Kicking people out of the stadiums doesn’t stop homophobia. It merely kicks it outside of the stadium turnstiles. You don’t make positive change in the world by excluding people when they make mistakes. I contacted the club to express our disagreement and desire for an education-based approach. Fortunately the club were receptive to this and put me in touch with the good people at Kick It Out and so started my foray into the realms of fan education. The agreement was made with the club that although they would still implement indefinite bans, they could be rescinded if the fans successfully completed education sessions led by Kick It Out and including representatives from West Ham United and Pride Of Irons.
That way people have the choice: Face up to their mistakes and find a way back into football or; choose to give up football off their own backs.
To date I’ve participated in education sessions with two fans. Now I’m not going to go into details on what is said in the sessions as that’s between the people who are in them. However, I will say that my personal drive to be involved in them is not to seek retribution by making someone feel bad or uncomfortable. I’m not there to judge or point the finger in any way. I’m simply there to listen and to provide context and my own experiences and those of our community. It gives people the opportunity to explain what they did in their own words and what happened after and how they feel about the whole situation. They can ask me questions or my opinion and I’ll always be completely honest with them. I don’t try to lead the sessions in any particular direction. I just help Kick It Out by providing the real-lived experiences of someone from the community relevant to the abuse.

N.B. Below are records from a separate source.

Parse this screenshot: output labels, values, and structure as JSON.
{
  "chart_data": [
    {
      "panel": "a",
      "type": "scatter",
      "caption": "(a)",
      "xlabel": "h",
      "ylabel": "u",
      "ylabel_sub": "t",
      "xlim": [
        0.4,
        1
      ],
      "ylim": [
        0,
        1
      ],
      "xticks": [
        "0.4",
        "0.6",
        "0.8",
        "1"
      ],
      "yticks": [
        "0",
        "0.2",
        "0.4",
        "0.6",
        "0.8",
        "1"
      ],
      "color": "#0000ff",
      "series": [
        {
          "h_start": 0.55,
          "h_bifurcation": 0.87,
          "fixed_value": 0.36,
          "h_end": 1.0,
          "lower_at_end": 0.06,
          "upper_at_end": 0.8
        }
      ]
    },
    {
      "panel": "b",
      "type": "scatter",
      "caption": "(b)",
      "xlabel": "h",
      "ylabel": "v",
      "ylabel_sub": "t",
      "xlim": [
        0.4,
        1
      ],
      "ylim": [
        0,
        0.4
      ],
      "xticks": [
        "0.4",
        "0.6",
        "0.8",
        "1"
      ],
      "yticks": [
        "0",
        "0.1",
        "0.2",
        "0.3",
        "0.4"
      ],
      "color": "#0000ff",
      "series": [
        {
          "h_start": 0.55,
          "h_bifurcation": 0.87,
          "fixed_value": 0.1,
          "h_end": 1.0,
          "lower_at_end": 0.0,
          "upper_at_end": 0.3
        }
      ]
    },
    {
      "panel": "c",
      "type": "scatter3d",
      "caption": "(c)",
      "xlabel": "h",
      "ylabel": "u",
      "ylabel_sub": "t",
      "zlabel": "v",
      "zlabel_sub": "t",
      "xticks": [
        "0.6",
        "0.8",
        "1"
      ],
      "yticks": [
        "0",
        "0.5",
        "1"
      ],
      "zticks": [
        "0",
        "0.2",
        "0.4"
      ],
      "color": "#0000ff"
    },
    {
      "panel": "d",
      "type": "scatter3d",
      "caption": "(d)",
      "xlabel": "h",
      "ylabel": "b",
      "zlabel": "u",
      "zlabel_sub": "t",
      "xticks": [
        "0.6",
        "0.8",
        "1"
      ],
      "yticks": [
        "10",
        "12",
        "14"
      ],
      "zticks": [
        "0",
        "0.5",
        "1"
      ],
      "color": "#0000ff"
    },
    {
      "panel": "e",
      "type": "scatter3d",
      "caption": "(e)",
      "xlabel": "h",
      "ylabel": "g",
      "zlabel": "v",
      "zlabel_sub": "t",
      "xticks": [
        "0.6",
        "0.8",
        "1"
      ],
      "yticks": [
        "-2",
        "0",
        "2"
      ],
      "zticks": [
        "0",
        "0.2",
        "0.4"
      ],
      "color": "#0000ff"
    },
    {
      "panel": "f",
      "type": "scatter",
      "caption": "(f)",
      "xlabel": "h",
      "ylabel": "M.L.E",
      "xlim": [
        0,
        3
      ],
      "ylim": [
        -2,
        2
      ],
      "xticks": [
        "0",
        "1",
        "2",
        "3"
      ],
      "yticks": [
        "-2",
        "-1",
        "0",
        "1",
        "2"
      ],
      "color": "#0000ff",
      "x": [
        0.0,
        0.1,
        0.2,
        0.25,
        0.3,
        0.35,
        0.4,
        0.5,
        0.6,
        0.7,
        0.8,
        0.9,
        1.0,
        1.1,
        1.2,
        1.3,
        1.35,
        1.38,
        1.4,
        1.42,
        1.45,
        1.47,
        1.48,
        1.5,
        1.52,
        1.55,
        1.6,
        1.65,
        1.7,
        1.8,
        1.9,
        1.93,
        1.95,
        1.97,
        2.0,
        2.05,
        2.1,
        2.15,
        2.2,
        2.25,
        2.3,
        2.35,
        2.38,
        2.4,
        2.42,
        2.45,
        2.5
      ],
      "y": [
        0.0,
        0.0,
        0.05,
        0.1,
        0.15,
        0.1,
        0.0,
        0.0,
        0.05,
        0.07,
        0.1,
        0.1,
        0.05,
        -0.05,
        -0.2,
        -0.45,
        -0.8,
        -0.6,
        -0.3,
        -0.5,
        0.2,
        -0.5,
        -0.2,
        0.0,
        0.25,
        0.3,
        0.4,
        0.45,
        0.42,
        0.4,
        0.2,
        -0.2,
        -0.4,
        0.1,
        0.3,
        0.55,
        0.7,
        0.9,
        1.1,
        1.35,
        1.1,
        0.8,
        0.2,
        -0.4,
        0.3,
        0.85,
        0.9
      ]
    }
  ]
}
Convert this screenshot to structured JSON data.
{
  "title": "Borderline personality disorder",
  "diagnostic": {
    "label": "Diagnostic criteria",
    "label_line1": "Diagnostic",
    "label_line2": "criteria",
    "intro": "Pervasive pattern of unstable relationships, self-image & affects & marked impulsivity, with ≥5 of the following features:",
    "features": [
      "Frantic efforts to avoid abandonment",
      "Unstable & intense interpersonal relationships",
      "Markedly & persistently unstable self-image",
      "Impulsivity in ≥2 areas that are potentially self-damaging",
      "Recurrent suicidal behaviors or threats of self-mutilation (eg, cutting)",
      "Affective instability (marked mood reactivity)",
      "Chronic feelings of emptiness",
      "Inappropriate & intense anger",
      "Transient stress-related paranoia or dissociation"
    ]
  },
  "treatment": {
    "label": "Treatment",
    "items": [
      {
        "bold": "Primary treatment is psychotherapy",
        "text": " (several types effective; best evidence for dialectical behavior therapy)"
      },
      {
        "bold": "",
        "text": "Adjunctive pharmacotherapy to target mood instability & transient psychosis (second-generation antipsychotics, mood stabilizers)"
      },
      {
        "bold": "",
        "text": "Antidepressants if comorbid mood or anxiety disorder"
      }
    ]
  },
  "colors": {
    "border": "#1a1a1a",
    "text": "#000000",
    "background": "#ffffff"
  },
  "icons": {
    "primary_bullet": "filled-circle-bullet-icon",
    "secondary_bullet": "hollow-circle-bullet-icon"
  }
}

Some see organisations like ours as militant. That somehow we want to “sterilise” football and to get people banned. The reality is we want more people in stadiums. Not less. And to do that, we have to make sure that nobody feels excluded. Be that people from our own community, people from other minority communities, families, women, men and yes – even people who have made mistakes and want to make amends.
If having read this, you’re of the opinion that homophobic abuse is just “banter” and we’re all being too sensitive – including the police and court system – then please, consider this: if you don’t want to eliminate homophobic abuse for us, for your friends and family who might be part of our community or for anyone else, then please do it for yourself. From the 2018/2019 season to the 2019/2020 season, instances of homophobic abuse in football went up for 96% – practically double! And whilst the four people convicted after the game in 2020 may have received what seems, on the face of it, to be a “slap on the wrists”, the legal approach to these offences is changing. The courts are becoming far stricter and the sentences are no longer small fines but much harsher sanctions including custodial sentences.
In September 2021 there were two instances of abuse that set a new standard.
Firstly a Cheshire man was convicted of posting racist abuse online aimed at England players after the Euro final. His punishment included:
- 14 week prison sentence – suspended for 18 months
- 30 days of rehabilitation activities
- Curfew including electronic tag for 40 months
- Over £300 in fines and costs
Secondly, a 50 year old man from Kingswinford in the West Midlands was convicted of sending racially abusive messages to a West Brom player on social media. His punishment resulted in an immediate custodial sentence:
- An 8 week sentence – half in prison and half on licence
- £1,000 in compensation and costs
As you can see from these examples, the courts are no longer willing to deal with discriminatory abuse within football with mere fines and neither is it restricted to the physical realm of football stadiums. So even if you consider limp wrist gestures and chants of “Does your boyfriend know you’re here?” and “Stand up if you can’t sit down” as banter and a laugh, is it really funny enough to go to prison for? To risk your job? Your career? Your reputation? Your relationships? Your ability to attend a game you claim to love?
So please, for us, for your LGBTQIA+ friends and family, for the good name of West Ham United and if nothing else, for yourself – on Wednesday night, make it about the football.